HAL便り

「日本人ファースト」を叫ぶほど、日本が貧しくなる理由

2026.05.07

 

 

外国人雇用のミカタ

「日本人ファースト」を叫ぶほど、日本が貧しくなる理由

「日本においては日本人ファーストだ」というごく当たり前のことを認識していない外国人など、果たしてどれくらいいるだろうか。少なくとも私の周りの外国人たちは「ここは日本なのだから日本人が優先されるのは当たり前です」と皆そろって口にする。

「日本人ファースト」は当然の前提として、では我々は「二の次」とされる者たちを一体どう扱うべきなのか——本稿ではその点を考察する。

外国人に支えられてきたことを忘れてはいないか

人手が足りないときには頼る。現場が回らないときには来てもらう。採用が難しい仕事、定着しにくい職場、担い手が減っている地域ほど、その支えに助けられてきたはずだ。にもかかわらず、少し立場が弱いと見れば、契約書どおりに給与を支払わない。暴言を浴びせる。ときには暴力まで振るう。世話になっておきながら、その相手を軽んじる——そこにあるのは、相手への敬意を失った浅ましさだ。

「自身を優先すること」と「他者を粗末に扱うこと」を峻別する

日本人を大事にするという考え方それ自体を否定する必要はない。しかし、だからと言って、外国人を雑に扱ってよいということにはならない。「自信を優先すること」と「他者を粗末に扱うこと」は同義ではない。

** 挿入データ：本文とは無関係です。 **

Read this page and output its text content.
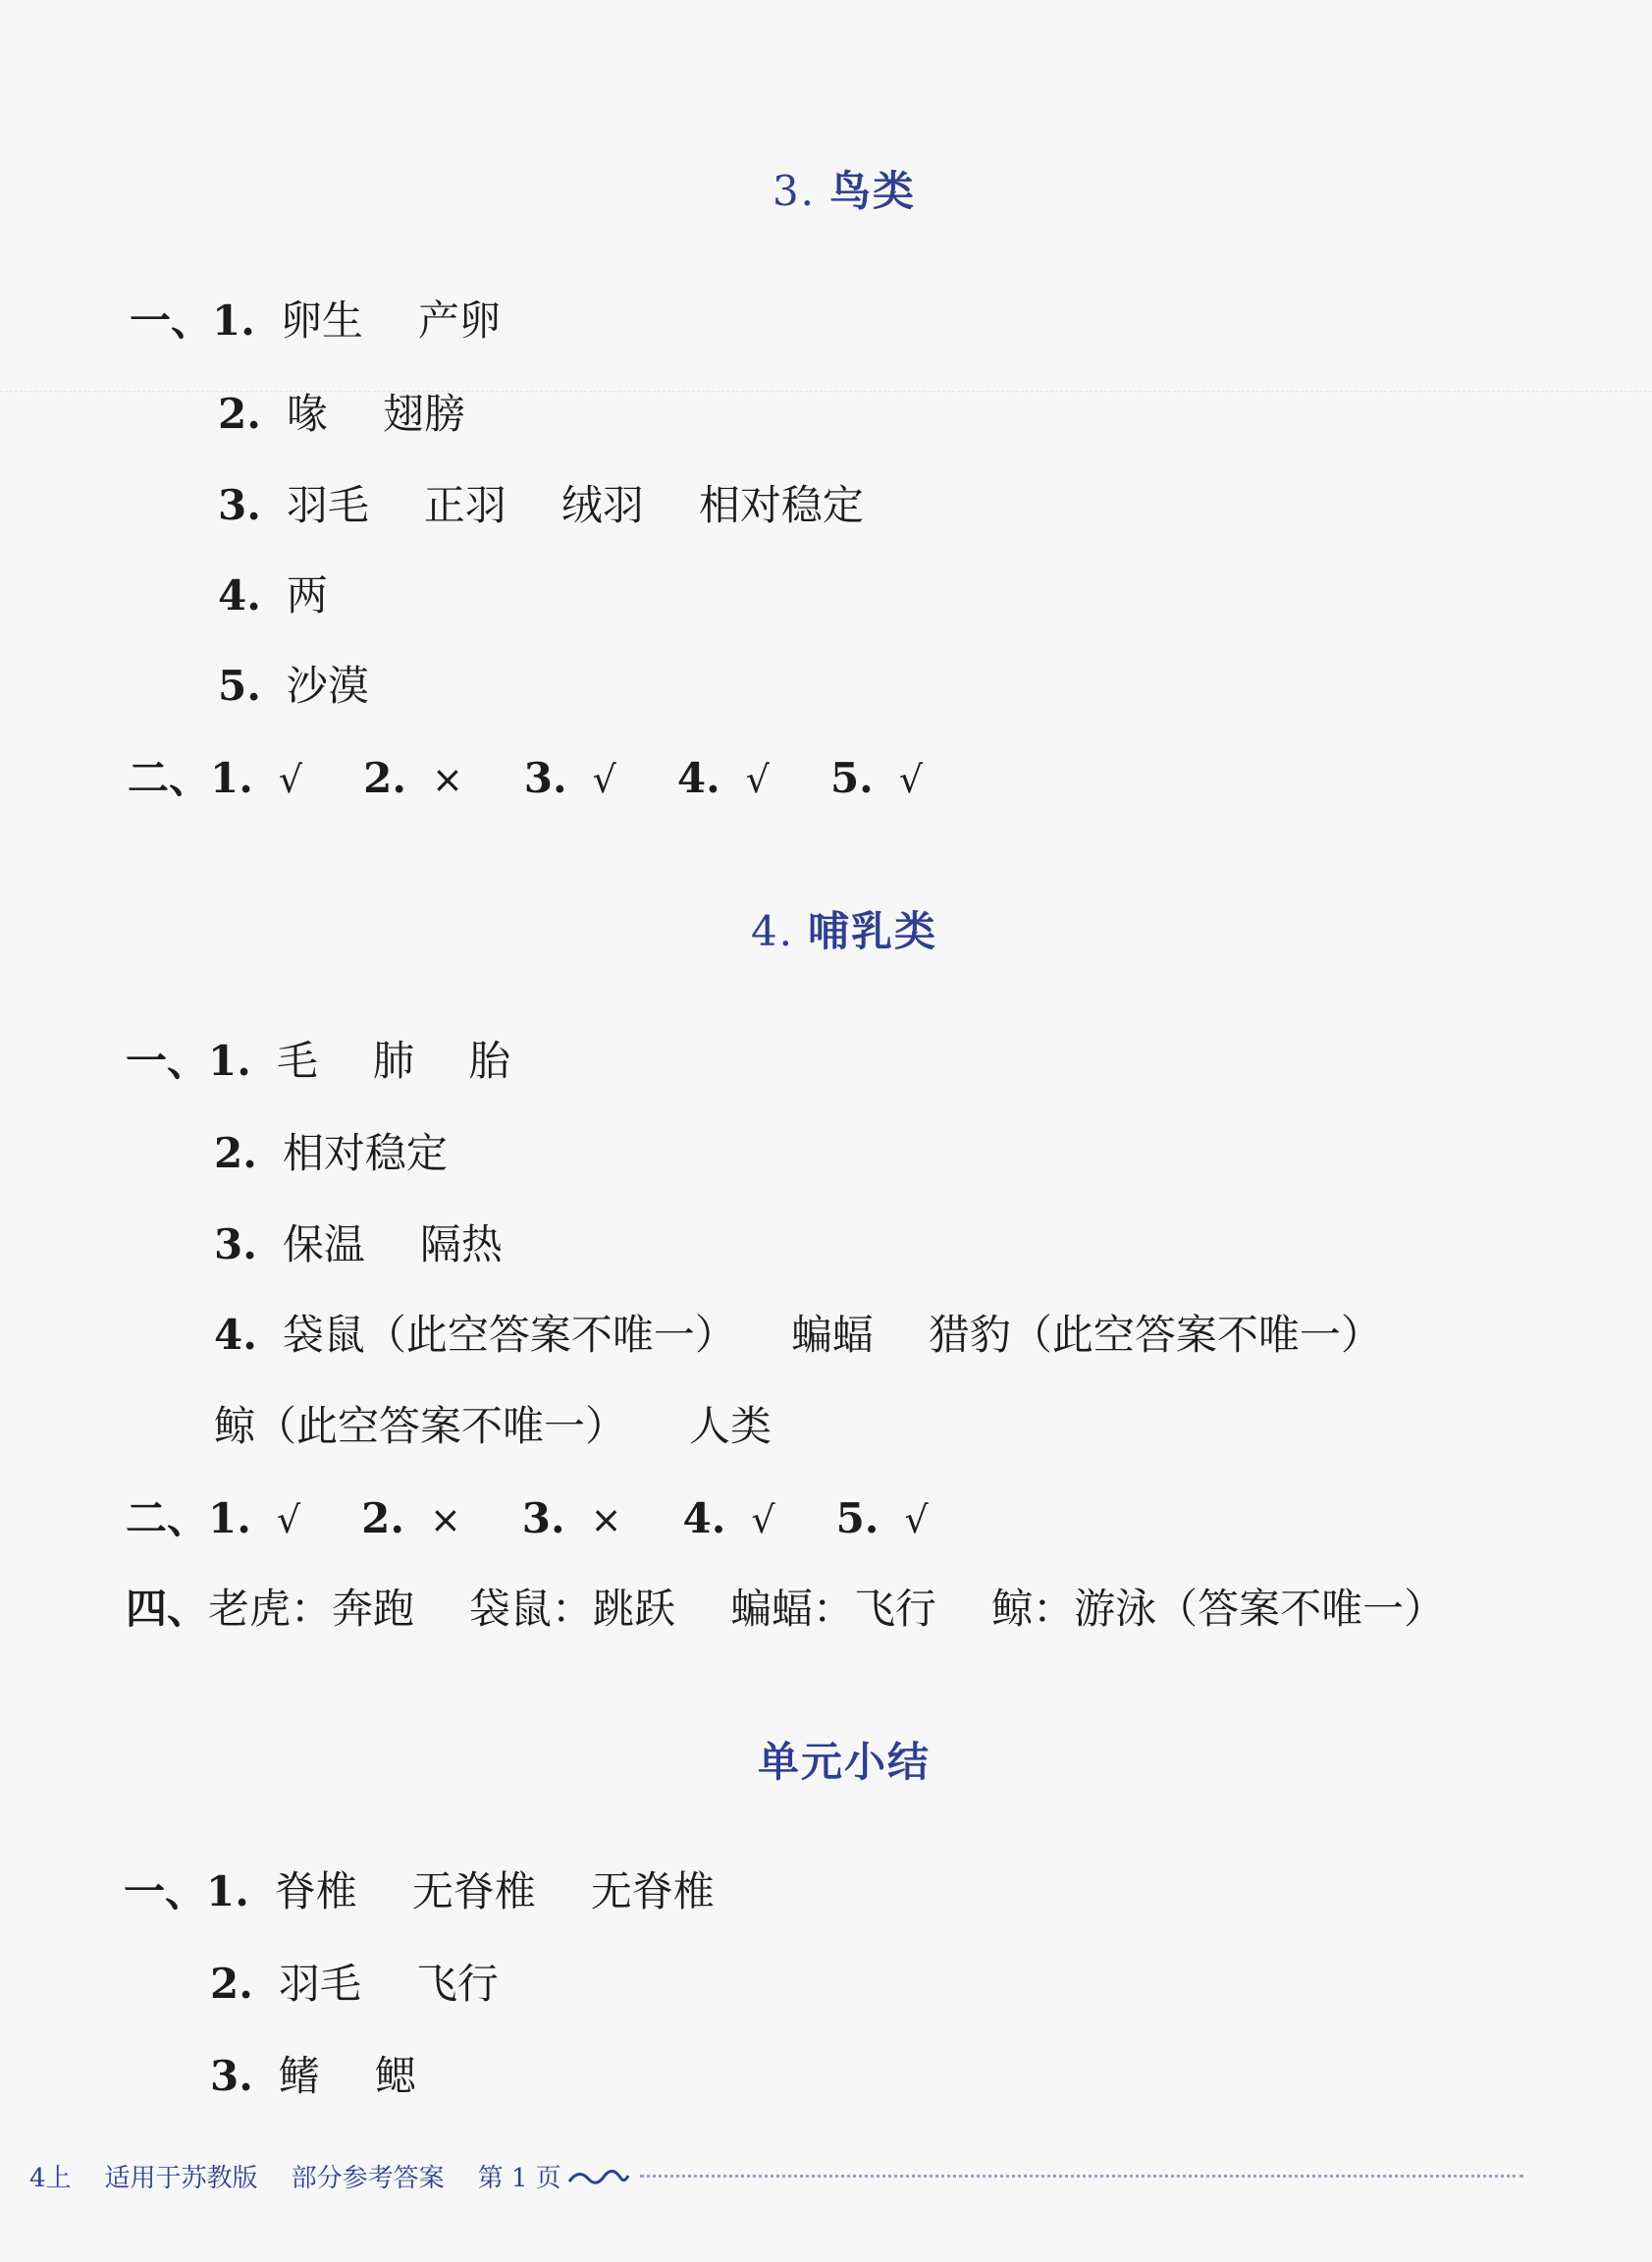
3. 鸟类
一、1. 卵生 产卵
2. 喙 翅膀
3. 羽毛 正羽 绒羽 相对稳定
4. 两
5. 沙漠
二、1. √ 2. × 3. √ 4. √ 5. √
4. 哺乳类
一、1. 毛 肺 胎
2. 相对稳定
3. 保温 隔热
4. 袋鼠（此空答案不唯一） 蝙蝠 猎豹（此空答案不唯一）
鲸（此空答案不唯一） 人类
二、1. √ 2. × 3. × 4. √ 5. √
四、老虎：奔跑 袋鼠：跳跃 蝙蝠：飞行 鲸：游泳（答案不唯一）
单元小结
一、1. 脊椎 无脊椎 无脊椎
2. 羽毛 飞行
3. 鳍 鳃
4上 适用于苏教版 部分参考答案 第 1 页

この二つを取り違えたとき、影響を受けるのは外国人だけではない。約束を守る意識は後退し、説明責任は軽んじられ、やがて外国人に対する扱いにとどまらず、社会全体の品位が損なわれることにつながる。

これからもっとお世話になる世の中になる

今後の日本は、いま以上に外国人に支えられる場面が増える。建設、介護、外食、宿泊、物流といった産業分野はもちろんのこと、地域社会そのものにとって外国人の存在が不可欠なものとなってゆく。

社会の成熟度は、もっとも声の届きにくい者たちへの「振る舞い」に表れる。他者を道具として扱う狡猾さは、やがて社会の内部へと浸食し、私たち日本人が長年かけて育んできた大切なものを根底から腐食させてゆくだろう。